Mary Shelley consegue então trazer em uma única história a representação do conceito de "tragédia grega" que é basicamente a ideia de que mesmo que todos os personagens morram, o conflito continua, pois o conflito da história é inerente ao ser humano.

Mas Mary não fica apenas no arquétipo de Prometeu. Ela questiona as ideias iluministas de que a ciência vai salvar a humanidade, mostrando que a ciência também pode criar muitos sofrimentos. E aqui ela lembra do "mito do bom selvagem" de que o homem nasce bom, mas a sociedade o corrompe, questionando também essa ideia, fazendo um contraponto entre o criador e a criatura. De um lado Victor que sempre teve tudo: amor, dinheiro, estudo e se torna um homem que quer se igualar a Deus e de outro um monstro que em contato com a "humanidade" de seu criador se torna um assassino. Ao mesmo tepo que ela apresenta o mito do bom selvagem, ela o questiona.

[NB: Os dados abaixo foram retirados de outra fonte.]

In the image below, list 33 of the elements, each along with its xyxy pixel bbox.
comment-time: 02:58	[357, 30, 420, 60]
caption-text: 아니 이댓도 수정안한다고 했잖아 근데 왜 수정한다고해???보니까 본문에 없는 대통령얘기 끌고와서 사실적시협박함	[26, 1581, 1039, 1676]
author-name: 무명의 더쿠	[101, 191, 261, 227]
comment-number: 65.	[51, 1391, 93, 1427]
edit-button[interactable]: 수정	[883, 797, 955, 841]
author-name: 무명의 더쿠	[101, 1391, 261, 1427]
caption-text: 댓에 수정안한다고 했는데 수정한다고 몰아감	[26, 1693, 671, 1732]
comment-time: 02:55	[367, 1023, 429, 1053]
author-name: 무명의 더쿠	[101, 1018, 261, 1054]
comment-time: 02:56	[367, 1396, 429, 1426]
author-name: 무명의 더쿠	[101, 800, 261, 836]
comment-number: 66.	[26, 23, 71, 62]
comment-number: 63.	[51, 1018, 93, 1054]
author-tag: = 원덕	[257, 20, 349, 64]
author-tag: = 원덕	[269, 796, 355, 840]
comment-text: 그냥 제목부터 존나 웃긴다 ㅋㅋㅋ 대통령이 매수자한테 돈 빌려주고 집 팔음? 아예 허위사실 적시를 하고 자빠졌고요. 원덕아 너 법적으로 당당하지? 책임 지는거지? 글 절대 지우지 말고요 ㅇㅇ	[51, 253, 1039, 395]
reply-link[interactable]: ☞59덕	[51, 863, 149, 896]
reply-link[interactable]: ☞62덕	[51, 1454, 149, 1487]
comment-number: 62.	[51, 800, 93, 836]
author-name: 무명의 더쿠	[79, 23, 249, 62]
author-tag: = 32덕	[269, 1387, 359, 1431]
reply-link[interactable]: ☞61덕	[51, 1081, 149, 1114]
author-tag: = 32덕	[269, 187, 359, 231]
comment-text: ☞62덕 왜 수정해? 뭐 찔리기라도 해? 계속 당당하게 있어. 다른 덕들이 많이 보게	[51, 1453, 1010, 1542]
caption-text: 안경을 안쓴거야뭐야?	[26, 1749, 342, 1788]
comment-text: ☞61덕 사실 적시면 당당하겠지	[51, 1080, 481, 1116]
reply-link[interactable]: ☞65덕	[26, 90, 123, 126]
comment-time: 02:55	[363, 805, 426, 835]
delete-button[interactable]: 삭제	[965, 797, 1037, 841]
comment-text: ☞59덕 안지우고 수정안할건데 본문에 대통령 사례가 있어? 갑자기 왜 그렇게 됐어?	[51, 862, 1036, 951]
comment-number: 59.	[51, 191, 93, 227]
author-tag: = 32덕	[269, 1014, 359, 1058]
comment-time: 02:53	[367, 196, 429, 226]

Mary também antecipa alguns conceitos filosóficos que serão tratados a partir da criação da bomba atômita, um século depois do livro ser publicado. São conceitos que aparecem apenas após a criação de armas de desctruição em massa, tecnologia que traz muitas questões filosóficas. Outro conceito que ela antecipa é a ideia de que todas as escolhas do presente, a partir de agora, tem um peso sobre a existência ou não do futuro. Com a criação de armas que podem extinguir a vida na Terra, a filosofia começa a questionar que apesar da ciência poder gerar destruição, ela é nossa única chance de salvação. Mary Shelley apresenta esse conceito com mais de um século de antecedência.

CONCLUSÃO
"Frankestein" é uma obra complexa que além de entreter também nos faz pensar. Conhecer o contexto histórico, os conceitos filosóficos e os mitos que inspiraram Mary Shelley dá uma visão completamente diferente sobre o livro. Garimpei essas ideias e esses conceitos em vários lugares e primeiramente fiz um vídeo sobre eles. Como esse vídeo ficou muito longo, não pude subí-lo aqui e então resolvi escrever essa análise. Espero que tenha conseguido abordar todos os temas com o cuidado que eles merecem!

E aí, já leu Frankenstein? Me conta aqui nos comentários!



DICAS DE APROFUNDAMENTO:
Após ler "Frankenstein" recomendo assistir o filme "Prometeus", uma continuação da saga Alien! É um filme que aborda muitas questões filosóficas que aparecem no livro, com um roteiro genial!